July 8 (Bloomberg) -- Britain’s economy could be in line for a period of “strong catch-up growth” once it gets through the current weakness, according to Capital Economics Ltd.
Capital, founded by former U.K. Treasury adviser Roger Bootle, forecast today that the economy could grow at a 4 percent annual rate in the second half of the decade. It said the recession appears to have done little permanent damage and the economy should benefit as its supply potential recovers.
The optimistic outlook follows data showing the economy strengthened in the second quarter and marks a shift in tone for the often-pessimistic forecaster. In a Bloomberg News survey of economists last month, Capital projected 2013 U.K. growth of just 0.2 percent, the lowest among 47 estimates.
“Contrary to the popular belief that we are the eternal ‘Eeyores’ of the economics world, we believe that the U.K. economy could yet stage a strong comeback once the challenges of the next year or two are over,” Capital said, referring to the pessimistic donkey in A.A Milne’s Winnie-the-Pooh books.
In its latest forecasts, Capital sees the economy growing 0.8 percent this year and 1.5 percent in 2014. While gross domestic product is 15 percent below the level it would have reached under the pre-recession trend, Capital said its unlikely the recession permanently eliminated this much supply potential.
Growth could be bolstered “as these idle resources are fully utilized,” it said. “What’s more, we believe that the type of growth will be more favorable. With the manufacturing, energy and construction sectors leading the way, the economy should finally become better balanced.”
Separately today, BDO LLP said its indexes of U.K. business confidence and output both rose to 13-month highs in June. The sentiment gauge climbed for a fifth consecutive month to 94.3 from 93.6 in May, while a measure of output advanced to 94.9 from 94.4. Still, both indexes remain below the 95 threshold that indicates growth, BDO said.
In its analysis, Capital also cited the potential impact of new Bank of England Governor Mark Carney, whose arrival “could trigger more support from monetary policy.”
The BOE said July 4 it will keep interest rates at a record low for longer than investors had expected.
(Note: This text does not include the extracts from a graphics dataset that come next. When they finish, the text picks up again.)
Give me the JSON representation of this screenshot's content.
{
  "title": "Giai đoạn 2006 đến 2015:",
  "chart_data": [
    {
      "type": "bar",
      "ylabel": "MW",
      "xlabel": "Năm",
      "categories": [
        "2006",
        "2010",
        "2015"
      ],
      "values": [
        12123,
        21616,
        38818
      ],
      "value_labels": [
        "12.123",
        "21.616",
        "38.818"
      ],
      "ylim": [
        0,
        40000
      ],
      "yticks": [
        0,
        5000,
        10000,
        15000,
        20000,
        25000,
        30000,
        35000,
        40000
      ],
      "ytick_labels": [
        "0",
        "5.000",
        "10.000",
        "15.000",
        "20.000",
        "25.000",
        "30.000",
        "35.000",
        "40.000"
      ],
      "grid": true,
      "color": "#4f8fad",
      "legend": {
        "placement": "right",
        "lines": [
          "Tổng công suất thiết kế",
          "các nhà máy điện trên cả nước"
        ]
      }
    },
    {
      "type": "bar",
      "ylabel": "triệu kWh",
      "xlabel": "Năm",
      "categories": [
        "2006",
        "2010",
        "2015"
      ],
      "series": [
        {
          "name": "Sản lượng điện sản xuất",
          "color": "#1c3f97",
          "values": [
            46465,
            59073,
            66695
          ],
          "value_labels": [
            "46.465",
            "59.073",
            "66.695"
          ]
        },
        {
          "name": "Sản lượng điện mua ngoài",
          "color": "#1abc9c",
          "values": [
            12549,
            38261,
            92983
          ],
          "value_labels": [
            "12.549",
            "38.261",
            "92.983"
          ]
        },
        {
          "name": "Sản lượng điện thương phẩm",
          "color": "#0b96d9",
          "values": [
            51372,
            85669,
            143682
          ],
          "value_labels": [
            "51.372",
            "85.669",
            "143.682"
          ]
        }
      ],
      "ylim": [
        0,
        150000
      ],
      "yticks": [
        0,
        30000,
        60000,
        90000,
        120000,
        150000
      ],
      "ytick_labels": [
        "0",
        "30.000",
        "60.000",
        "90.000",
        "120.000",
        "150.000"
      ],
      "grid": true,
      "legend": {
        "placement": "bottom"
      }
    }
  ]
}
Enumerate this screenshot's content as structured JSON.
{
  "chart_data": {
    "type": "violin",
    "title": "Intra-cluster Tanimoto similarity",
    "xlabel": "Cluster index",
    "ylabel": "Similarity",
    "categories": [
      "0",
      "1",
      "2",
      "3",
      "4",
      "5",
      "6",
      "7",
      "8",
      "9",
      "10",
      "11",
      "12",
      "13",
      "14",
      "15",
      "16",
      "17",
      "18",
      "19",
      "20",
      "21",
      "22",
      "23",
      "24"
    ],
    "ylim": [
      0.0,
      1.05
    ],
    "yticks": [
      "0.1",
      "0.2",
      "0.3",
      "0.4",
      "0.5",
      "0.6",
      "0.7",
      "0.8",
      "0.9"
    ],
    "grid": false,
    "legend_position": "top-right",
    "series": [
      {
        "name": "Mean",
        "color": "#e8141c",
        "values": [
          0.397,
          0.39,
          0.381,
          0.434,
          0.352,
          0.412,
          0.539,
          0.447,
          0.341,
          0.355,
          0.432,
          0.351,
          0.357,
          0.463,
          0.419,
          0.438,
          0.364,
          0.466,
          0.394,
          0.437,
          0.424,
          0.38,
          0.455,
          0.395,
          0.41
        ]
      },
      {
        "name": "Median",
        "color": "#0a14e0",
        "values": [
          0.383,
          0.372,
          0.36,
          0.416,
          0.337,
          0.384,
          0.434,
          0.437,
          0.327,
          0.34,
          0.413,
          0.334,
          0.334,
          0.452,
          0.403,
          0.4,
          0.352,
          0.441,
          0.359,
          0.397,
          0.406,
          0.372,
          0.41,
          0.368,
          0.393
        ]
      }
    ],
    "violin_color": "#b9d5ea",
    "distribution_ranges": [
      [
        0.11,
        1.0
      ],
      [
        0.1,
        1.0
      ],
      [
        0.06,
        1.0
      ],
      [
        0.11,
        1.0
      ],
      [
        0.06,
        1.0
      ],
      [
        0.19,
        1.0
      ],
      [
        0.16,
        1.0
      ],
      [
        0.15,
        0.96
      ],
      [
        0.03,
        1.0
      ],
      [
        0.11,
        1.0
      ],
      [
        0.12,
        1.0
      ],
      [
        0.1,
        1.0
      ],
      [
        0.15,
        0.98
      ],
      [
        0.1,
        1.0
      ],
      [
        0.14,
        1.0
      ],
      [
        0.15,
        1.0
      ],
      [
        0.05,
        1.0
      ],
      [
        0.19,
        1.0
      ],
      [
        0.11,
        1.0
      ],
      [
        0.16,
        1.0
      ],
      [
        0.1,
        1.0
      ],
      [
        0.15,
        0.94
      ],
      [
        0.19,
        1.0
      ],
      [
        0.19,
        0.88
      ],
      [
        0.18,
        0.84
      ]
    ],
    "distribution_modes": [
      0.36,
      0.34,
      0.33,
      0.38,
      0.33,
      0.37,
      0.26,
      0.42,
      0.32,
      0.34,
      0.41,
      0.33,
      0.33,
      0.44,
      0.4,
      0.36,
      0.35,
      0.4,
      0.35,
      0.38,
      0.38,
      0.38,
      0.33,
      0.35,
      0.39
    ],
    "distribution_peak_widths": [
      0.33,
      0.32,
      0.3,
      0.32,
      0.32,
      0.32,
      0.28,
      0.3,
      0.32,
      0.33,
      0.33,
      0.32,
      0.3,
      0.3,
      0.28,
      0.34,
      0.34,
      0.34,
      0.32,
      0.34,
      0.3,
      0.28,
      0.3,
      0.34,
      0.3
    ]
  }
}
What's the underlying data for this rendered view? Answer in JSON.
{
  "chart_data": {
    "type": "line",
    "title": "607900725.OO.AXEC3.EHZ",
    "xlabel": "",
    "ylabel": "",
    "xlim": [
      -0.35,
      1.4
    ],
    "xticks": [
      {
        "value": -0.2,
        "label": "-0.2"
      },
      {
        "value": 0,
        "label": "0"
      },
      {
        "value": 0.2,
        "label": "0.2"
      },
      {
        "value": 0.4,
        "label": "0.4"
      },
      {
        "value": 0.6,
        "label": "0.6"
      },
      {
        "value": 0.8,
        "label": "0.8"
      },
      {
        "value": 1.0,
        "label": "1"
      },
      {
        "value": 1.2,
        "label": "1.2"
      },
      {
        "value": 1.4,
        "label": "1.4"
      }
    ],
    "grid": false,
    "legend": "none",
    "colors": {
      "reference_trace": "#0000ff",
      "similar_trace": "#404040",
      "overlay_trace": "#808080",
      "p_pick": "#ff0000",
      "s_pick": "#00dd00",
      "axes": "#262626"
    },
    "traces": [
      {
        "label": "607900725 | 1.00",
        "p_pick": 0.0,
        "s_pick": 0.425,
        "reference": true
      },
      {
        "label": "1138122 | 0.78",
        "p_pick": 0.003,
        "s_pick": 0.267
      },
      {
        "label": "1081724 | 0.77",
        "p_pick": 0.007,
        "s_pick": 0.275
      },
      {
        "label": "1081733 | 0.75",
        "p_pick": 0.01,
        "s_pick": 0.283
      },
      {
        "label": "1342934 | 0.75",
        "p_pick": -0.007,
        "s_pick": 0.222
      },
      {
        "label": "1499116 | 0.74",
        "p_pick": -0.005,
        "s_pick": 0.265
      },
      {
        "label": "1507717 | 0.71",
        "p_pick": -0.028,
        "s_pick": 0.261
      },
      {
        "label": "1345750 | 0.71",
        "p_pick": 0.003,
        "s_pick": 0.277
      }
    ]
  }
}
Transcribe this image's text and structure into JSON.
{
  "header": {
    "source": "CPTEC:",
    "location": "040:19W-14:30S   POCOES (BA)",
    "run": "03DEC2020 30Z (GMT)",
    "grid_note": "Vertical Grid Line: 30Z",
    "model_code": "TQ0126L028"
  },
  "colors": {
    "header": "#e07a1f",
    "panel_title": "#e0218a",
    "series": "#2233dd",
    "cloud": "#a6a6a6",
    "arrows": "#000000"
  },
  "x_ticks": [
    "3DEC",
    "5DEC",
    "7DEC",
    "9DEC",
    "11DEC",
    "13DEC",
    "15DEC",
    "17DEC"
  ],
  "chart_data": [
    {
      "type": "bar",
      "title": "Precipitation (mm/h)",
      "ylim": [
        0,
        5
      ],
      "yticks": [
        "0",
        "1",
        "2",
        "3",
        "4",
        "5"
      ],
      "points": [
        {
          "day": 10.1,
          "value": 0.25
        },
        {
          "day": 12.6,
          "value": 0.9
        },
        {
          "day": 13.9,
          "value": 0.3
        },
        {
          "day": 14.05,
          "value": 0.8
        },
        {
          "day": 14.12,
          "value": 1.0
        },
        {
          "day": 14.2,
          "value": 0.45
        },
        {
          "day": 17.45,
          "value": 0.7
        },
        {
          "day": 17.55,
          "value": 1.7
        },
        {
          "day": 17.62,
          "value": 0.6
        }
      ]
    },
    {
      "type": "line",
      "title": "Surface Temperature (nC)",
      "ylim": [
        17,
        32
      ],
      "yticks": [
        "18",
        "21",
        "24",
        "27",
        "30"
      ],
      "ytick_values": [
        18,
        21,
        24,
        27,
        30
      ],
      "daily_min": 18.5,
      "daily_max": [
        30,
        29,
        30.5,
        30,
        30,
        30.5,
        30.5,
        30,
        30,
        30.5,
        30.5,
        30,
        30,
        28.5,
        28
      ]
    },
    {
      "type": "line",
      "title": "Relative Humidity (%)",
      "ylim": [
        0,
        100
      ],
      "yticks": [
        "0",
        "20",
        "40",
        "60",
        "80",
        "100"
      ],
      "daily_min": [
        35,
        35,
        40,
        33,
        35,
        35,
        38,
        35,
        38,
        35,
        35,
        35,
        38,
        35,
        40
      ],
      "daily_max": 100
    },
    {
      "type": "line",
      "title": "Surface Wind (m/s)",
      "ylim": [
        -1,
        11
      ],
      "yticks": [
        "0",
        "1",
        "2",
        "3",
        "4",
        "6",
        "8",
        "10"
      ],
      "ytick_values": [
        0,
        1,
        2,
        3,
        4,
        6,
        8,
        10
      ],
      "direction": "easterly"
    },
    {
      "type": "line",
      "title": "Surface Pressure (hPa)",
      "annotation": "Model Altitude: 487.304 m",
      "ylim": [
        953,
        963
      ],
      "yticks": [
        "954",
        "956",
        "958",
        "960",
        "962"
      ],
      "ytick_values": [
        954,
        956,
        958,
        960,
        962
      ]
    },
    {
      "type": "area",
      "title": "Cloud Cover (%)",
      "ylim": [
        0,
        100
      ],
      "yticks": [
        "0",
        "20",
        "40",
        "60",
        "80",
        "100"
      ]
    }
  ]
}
The statement after Carney’s first policy meeting, followed a rout in global bond markets sparked by Federal Reserve Chairman Ben S. Bernanke’s comments on the U.S. central bank tapering its monthly stimulus.
“While it’s encouraging to see confidence continuing to improve, we should be mindful of the zig-zag trend that has characterized U.K. business confidence since 2008,” BDO partner Peter Hemington said. “The worry is financial market turmoil arising from the actions of the Federal Reserve will choke off yet another nascent U.K. recovery.”